分割年金は原則として受給権者本人が直接請求しなければなりません。 請求する権利は、受給権が発生した日から5年以内に申請しなければ「除斥期間満了」で消えます。
ここでちょっと。
一般的な年金請求権とは異なり、分割年金は受給権取得予定者に支給事由が到来する前にあらかじめ請求できるよう特例を認めています。 いわゆる「分割年金先請求」制度です。
年金公団関係者は「分割年金受給権発生予定者は離婚の効力が発生した時から3年以内に『分割年金支給(先)請求書』を公団に提出すれば良い」とし「分割年金支給先請求と先請求の取り消しは1回に限り可能だ」と説明しました。
しかし、分割年金の受給権を取得する前に離婚した配偶者が死亡したり、障害年金を受け取っていれば、分割年金の支給対象ではありません。
最近、離婚しながらお互いの年金に対して分割年金を受け取らないことで合意した離婚配偶者は、年金の一部を支給してもらえないという裁判所の判断が出て関心が集まります。
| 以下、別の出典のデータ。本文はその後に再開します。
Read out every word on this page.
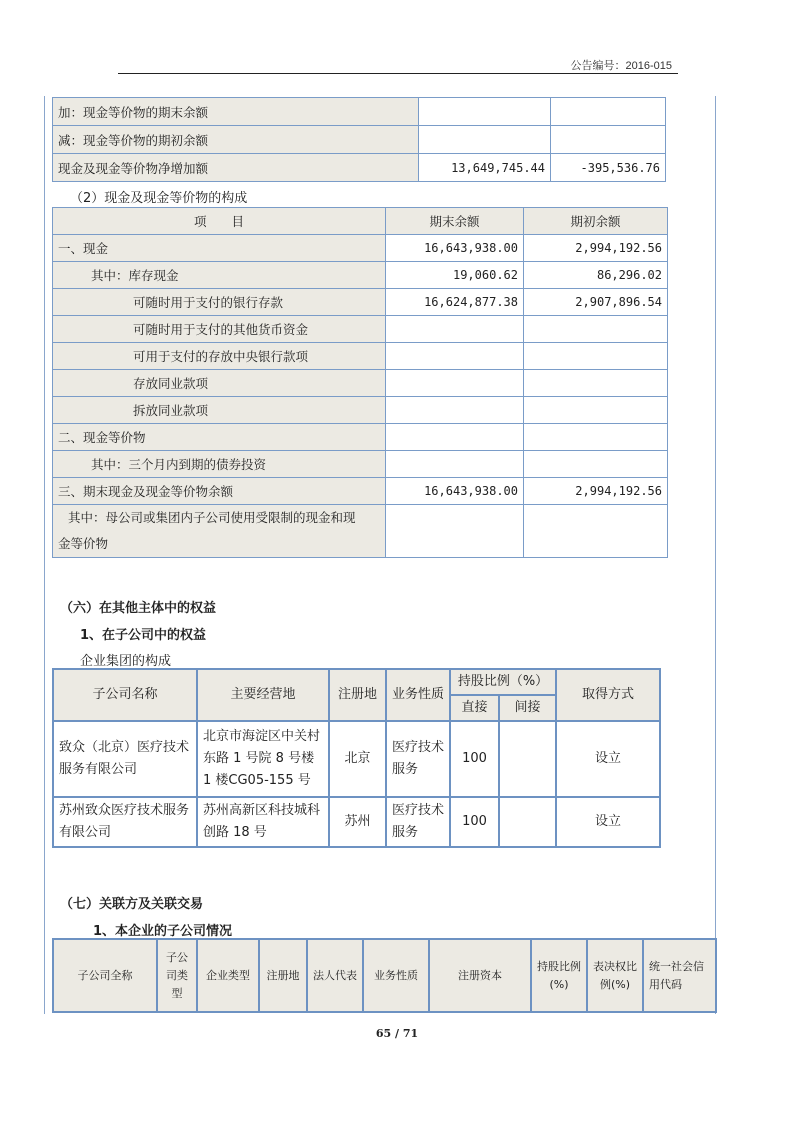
公告编号：2016-015
加：现金等价物的期末余额		
减：现金等价物的期初余额		
现金及现金等价物净增加额	13,649,745.44	-395,536.76
（2）现金及现金等价物的构成
项　　目	期末余额	期初余额
一、现金	16,643,938.00	2,994,192.56
其中：库存现金	19,060.62	86,296.02
可随时用于支付的银行存款	16,624,877.38	2,907,896.54
可随时用于支付的其他货币资金		
可用于支付的存放中央银行款项		
存放同业款项		
拆放同业款项		
二、现金等价物		
其中：三个月内到期的债券投资		
三、期末现金及现金等价物余额	16,643,938.00	2,994,192.56

其中：母公司或集团内子公司使用受限制的现金和现
金等价物		

（六）在其他主体中的权益
1、在子公司中的权益
企业集团的构成
子公司名称	主要经营地	注册地	业务性质	持股比例（%）		取得方式
				直接	间接	
致众（北京）医疗技术服务有限公司	北京市海淀区中关村东路 1 号院 8 号楼 1 楼CG05-155 号	北京	医疗技术服务	100		设立
苏州致众医疗技术服务有限公司	苏州高新区科技城科创路 18 号	苏州	医疗技术服务	100		设立
（七）关联方及关联交易
1、本企业的子公司情况
子公司全称	子公司类型	企业类型	注册地	法人代表	业务性质	注册资本	持股比例(%)	表决权比例(%)	统一社会信用代码
65 / 71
6日、法曹界によると、ソウル行政裁判所行政合意13部(パク·ジョンデ部長判事)は、A氏が公団を相手に起こした老齢年金分割決定処分取り消し訴訟に対して、原告勝訴の判決を下しました。
国民年金法特例規定は「協議上または裁判上の離婚にともなう財産分割手続きで離婚当事者の協議や裁判所の審判で年金の分割利率に関して別に定めることができる」と定めています。
この特例規定を根拠に離婚時に財産分割をしながら、その分割比率を一方の配偶者100%、相手の配偶者0%に定めるのと同じように、どちらか一方の配偶者が分割年金受給権を放棄し、もう一方の配偶者に帰属させることもいくらでも可能だと見たのです。
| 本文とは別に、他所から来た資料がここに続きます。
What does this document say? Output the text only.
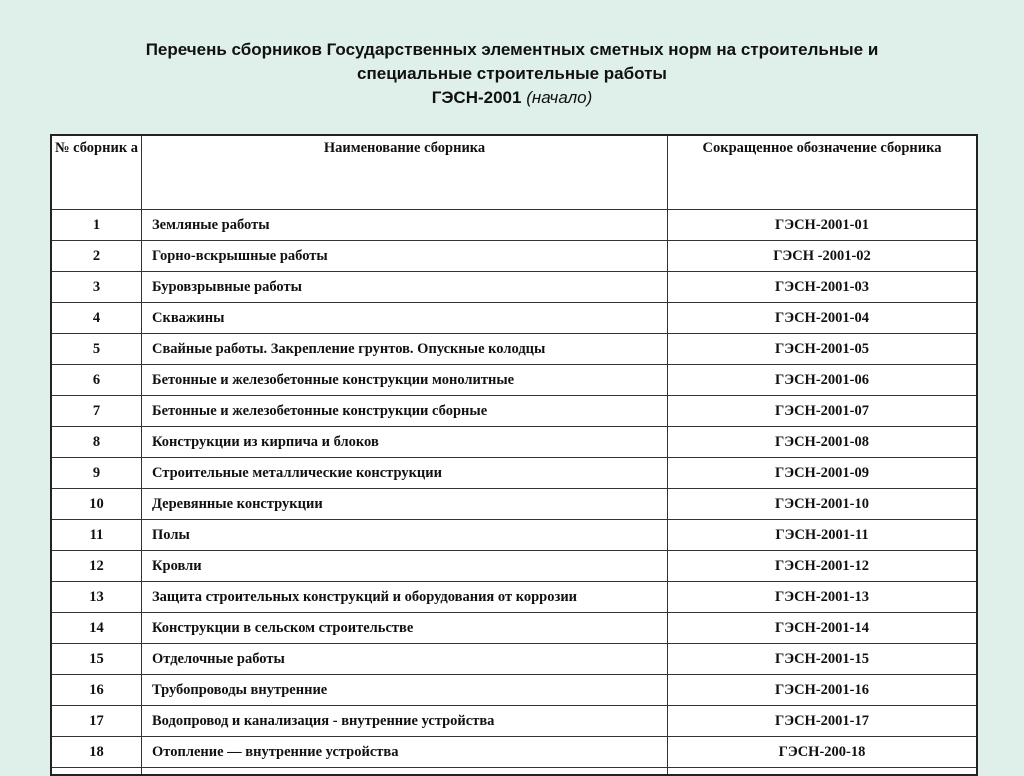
Перечень сборников Государственных элементных сметных норм на строительные и
специальные строительные работы
ГЭСН-2001 (начало)
№ сборник а	Наименование сборника	Сокращенное обозначение сборника
1	Земляные работы	ГЭСН-2001-01
2	Горно-вскрышные работы	ГЭСН -2001-02
3	Буровзрывные работы	ГЭСН-2001-03
4	Скважины	ГЭСН-2001-04
5	Свайные работы. Закрепление грунтов. Опускные колодцы	ГЭСН-2001-05
6	Бетонные и железобетонные конструкции монолитные	ГЭСН-2001-06
7	Бетонные и железобетонные конструкции сборные	ГЭСН-2001-07
8	Конструкции из кирпича и блоков	ГЭСН-2001-08
9	Строительные металлические конструкции	ГЭСН-2001-09
10	Деревянные конструкции	ГЭСН-2001-10
11	Полы	ГЭСН-2001-11
12	Кровли	ГЭСН-2001-12
13	Защита строительных конструкций и оборудования от коррозии	ГЭСН-2001-13
14	Конструкции в сельском строительстве	ГЭСН-2001-14
15	Отделочные работы	ГЭСН-2001-15
16	Трубопроводы внутренние	ГЭСН-2001-16
17	Водопровод и канализация - внутренние устройства	ГЭСН-2001-17
18	Отопление — внутренние устройства	ГЭСН-200-18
これと関連して裁判所は「前妻は法廷でA氏の強要によりやむを得ず離婚合意書を作成することになったという趣旨で証言したが、この証言だけではA氏の強要や脅迫により作成されたと認めるには足りない」とし、「合意書作成当時に姉と同行し、A氏から分割年金を放棄するという趣旨の説明を聞いた事実が認められる」と判示しました。
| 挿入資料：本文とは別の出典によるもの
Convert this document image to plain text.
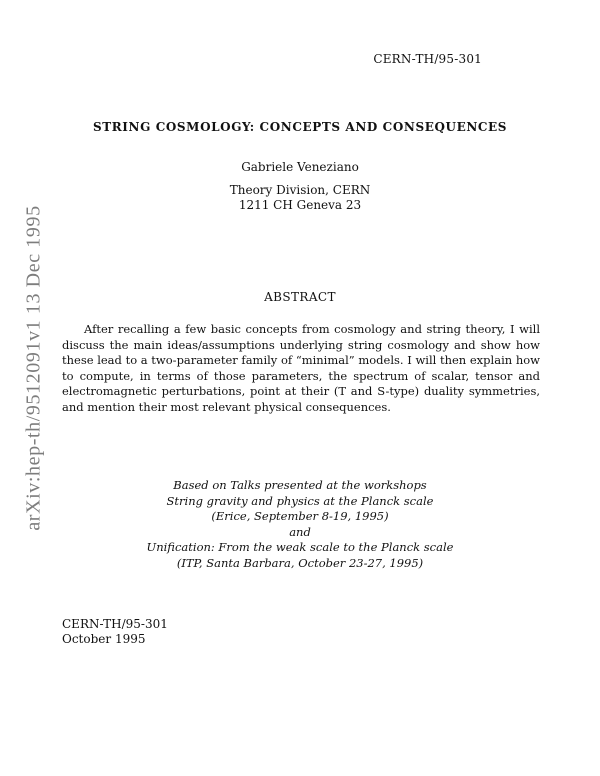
CERN-TH/95-301
arXiv:hep-th/9512091v1 13 Dec 1995
STRING COSMOLOGY: CONCEPTS AND CONSEQUENCES
Gabriele Veneziano
Theory Division, CERN
1211 CH Geneva 23
ABSTRACT

After recalling a few basic concepts from cosmology and string theory, I will discuss the main ideas/assumptions underlying string cosmology and show how these lead to a two-parameter family of “minimal” models. I will then explain how to compute, in terms of those parameters, the spectrum of scalar, tensor and electromagnetic perturbations, point at their (T and S-type) duality symmetries, and mention their most relevant physical consequences.

Based on Talks presented at the workshops
String gravity and physics at the Planck scale
(Erice, September 8-19, 1995)
and
Unification: From the weak scale to the Planck scale
(ITP, Santa Barbara, October 23-27, 1995)
CERN-TH/95-301
October 1995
一方、一部では離婚率が増え、婚姻期間が5年に満たない場合も多く、分割年金の資格要件を現行の5年から1年に減らそうという声が出ています。
先立って2018年国民年金制度発展委員会は分割年金の婚姻認定期間を1年に短縮しようと勧告した経緯があります。 また、国会でも関連法改正案が発議されたが、廃棄されたり係留されている状況です。